The F stop increases the dept of field in any camera. Larger number means depth is deeper.

If you camera has a macro or micro (depends on vendor) mode (often illustrated by a flower picture) - that is best - it puts the lens into a macro mode and focuses to a shorter distance and often native larger f-stop."

Andrew Grebneff suggested:

"I would suggest a digital camera with a true macro lens, though, as new scanners won't do the job. An SLR will give better results in theory; small point-&-shoots images suffer from very noticable wide-angle distorsion when used close-up.

The best macro results cane come from an SLR with a 50mm SLR lens attached backward to the end of the camera's own lens; adaptors are available for the major brands, or can be made-up by a machineshop.

Remember to use a tripod or macro mount (modified enlarger stands are ideal) and use the highest f-stop possible to maximize depth-of-focus (this will make for long exposures, necessitating a stable stand to avoid camera-shake)."

Bob Dayle concurred:

"Another important strategy to reduce distortion is to use a telephoto lens on a bellows (or extention tubes) to get as far away from the shell as possible. Or, use close-up lenses on telephoto lenses (or zoom lenses) to the same end. These 'tricks' cost you in terms of less light getting to the film/CCD.
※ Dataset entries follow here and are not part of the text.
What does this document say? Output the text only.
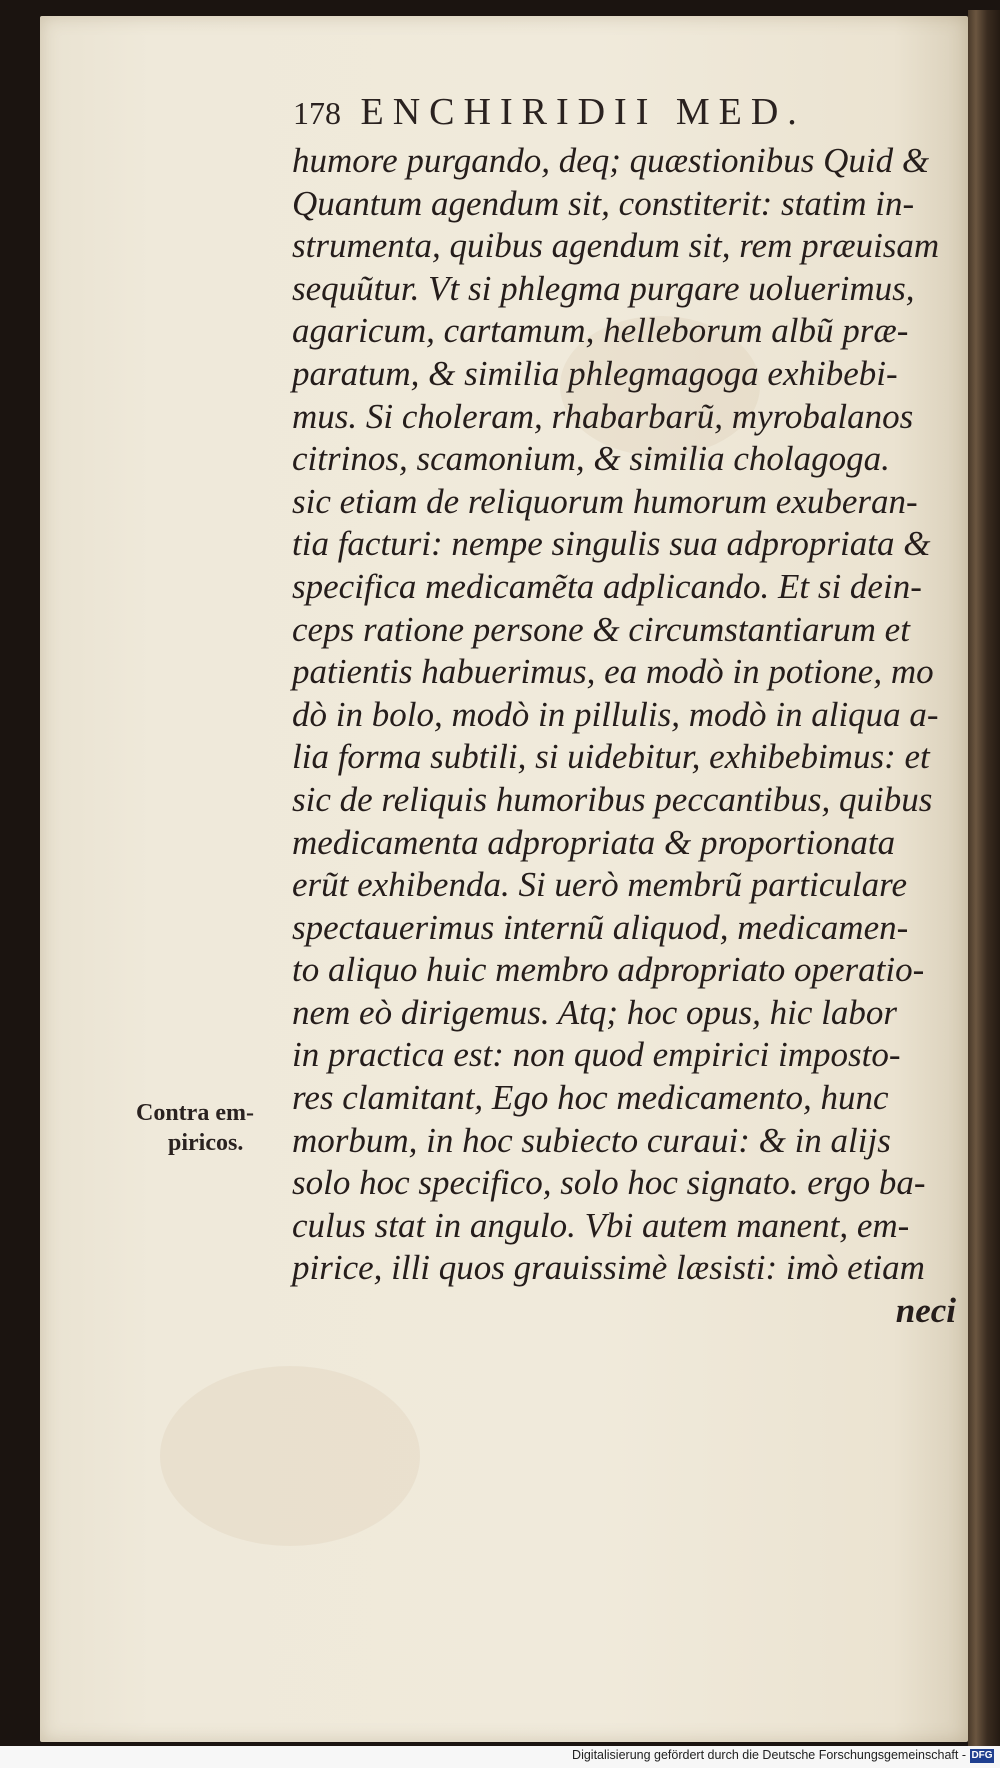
178 ENCHIRIDII MED.
Contra em-
piricos.
humore purgando, deq; quæstionibus Quid &
Quantum agendum sit, constiterit: statim in-
strumenta, quibus agendum sit, rem præuisam
sequũtur. Vt si phlegma purgare uoluerimus,
agaricum, cartamum, helleborum albũ præ-
paratum, & similia phlegmagoga exhibebi-
mus. Si choleram, rhabarbarũ, myrobalanos
citrinos, scamonium, & similia cholagoga.
sic etiam de reliquorum humorum exuberan-
tia facturi: nempe singulis sua adpropriata &
specifica medicamẽta adplicando. Et si dein-
ceps ratione persone & circumstantiarum et
patientis habuerimus, ea modò in potione, mo
dò in bolo, modò in pillulis, modò in aliqua a-
lia forma subtili, si uidebitur, exhibebimus: et
sic de reliquis humoribus peccantibus, quibus
medicamenta adpropriata & proportionata
erũt exhibenda. Si uerò membrũ particulare
spectauerimus internũ aliquod, medicamen-
to aliquo huic membro adpropriato operatio-
nem eò dirigemus. Atq; hoc opus, hic labor
in practica est: non quod empirici imposto-
res clamitant, Ego hoc medicamento, hunc
morbum, in hoc subiecto curaui: & in alijs
solo hoc specifico, solo hoc signato. ergo ba-
culus stat in angulo. Vbi autem manent, em-
pirice, illi quos grauissimè læsisti: imò etiam
neci
Digitalisierung gefördert durch die Deutsche Forschungsgemeinschaft - DFG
By all means, heed Andrews's advice here... AND use the delay shutter timer so that the camera has time to quiet down after your hand leaves it. In this sense, CCD-digital cameras rock!... no moving parts to shake the camera.
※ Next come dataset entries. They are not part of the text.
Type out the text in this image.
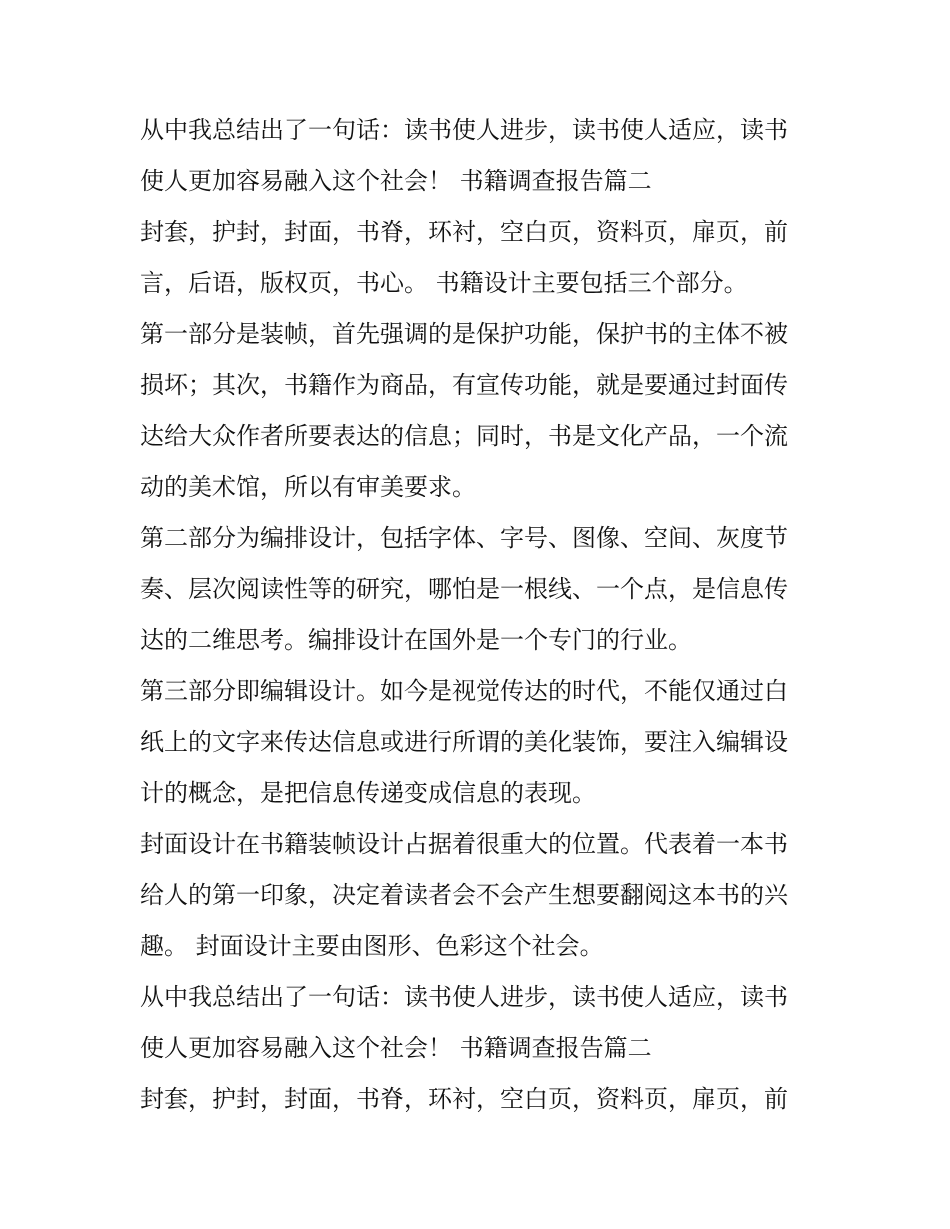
从中我总结出了一句话：读书使人进步，读书使人适应，读书
使人更加容易融入这个社会！ 书籍调查报告篇二
封套，护封，封面，书脊，环衬，空白页，资料页，扉页，前
言，后语，版权页，书心。 书籍设计主要包括三个部分。
第一部分是装帧，首先强调的是保护功能，保护书的主体不被
损坏；其次，书籍作为商品，有宣传功能，就是要通过封面传
达给大众作者所要表达的信息；同时，书是文化产品，一个流
动的美术馆，所以有审美要求。
第二部分为编排设计，包括字体、字号、图像、空间、灰度节
奏、层次阅读性等的研究，哪怕是一根线、一个点，是信息传
达的二维思考。编排设计在国外是一个专门的行业。
第三部分即编辑设计。如今是视觉传达的时代，不能仅通过白
纸上的文字来传达信息或进行所谓的美化装饰，要注入编辑设
计的概念，是把信息传递变成信息的表现。
封面设计在书籍装帧设计占据着很重大的位置。代表着一本书
给人的第一印象，决定着读者会不会产生想要翻阅这本书的兴
趣。 封面设计主要由图形、色彩这个社会。
从中我总结出了一句话：读书使人进步，读书使人适应，读书
使人更加容易融入这个社会！ 书籍调查报告篇二
封套，护封，封面，书脊，环衬，空白页，资料页，扉页，前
A full-control digital camera is, perhaps, the prime tool for this job. They don't come cheap, though."

Andrew Grebneff added:

"Excess unfocused light is what causes the depth-of-focus problem. The light scatters, making the image fuzzy. Cutting down the light by turning up the f-stops cuts out that unfocused light and thereby reduces scatter, giving sharper images.

Digital cameras (and automatic film cameras, of course) automatically increase the exposure time to make up for the narrow shutter opening. This is why a stand is needed... the shutter may be open for as long as a second, and ANY movement will blur the image. Don't move your feet while the shot is going on, as the floor may flex and move the camera relative to the subject.

AND use the delay shutter timer so that the camera has time to quiet down after your hand leaves it.

Of course! No point using a stand if you push the shutter button manually.

In this sense, CCD-digital cameras rock!... no moving parts to shake the camera.

Digital SLRs do... they have a mechanical shutter & flip-up mirror just like film SLRs."

Paolo G. Albano provided more insight:

"Maybe I am a little bit late, anyway:

- I would not advise to use the highest f-stop, but to use the f-stop at which the lens has the best resolution. This generally happens around f/8, but any lens has its behaviour. To see tests with lens resolution you may visit sites like: see for example the Canon 100 mm macro which gave me a lot of satisfaction:
As you can see from istograms, the lens resolution decreases a lot at high f-stop because of light diffraction. I have seen this being particularly evident when using my camera mounted on a microscope which had f regulation, but also with standard lenses there is a visible effect, try it taking pictures of the same subject with the same lens at the same light conditions but with different f. The slight decrease in depth-of-focus can be overcome with softwares like CombineZ while low resolution can't be overcome.

- I would also advise to use remote shutter (both cable or infrared) whenever available from the manufacturer. This saves a lot of time if you shoot many (hundreds) photos as I do."

Bruce Livett:

I found this discussion very useful in photographing my shells of various sizes. I now always use the close up setting on the digital camera and a high f-stop.

One thing I found useful, but not discussed elsewhere, was the value of choosing a suitable background. If you try to photograph a shell against a black background then the exposure of the shell may be ok but the label will be washed out. Likewise if you photograph against a white background, the label will be fine but the shell will be dark.

To overcome these exposure problems, I found by experimentation that photographing aganst a pale blue or pale green matt background gave an excellent exposure for both the label and the shell.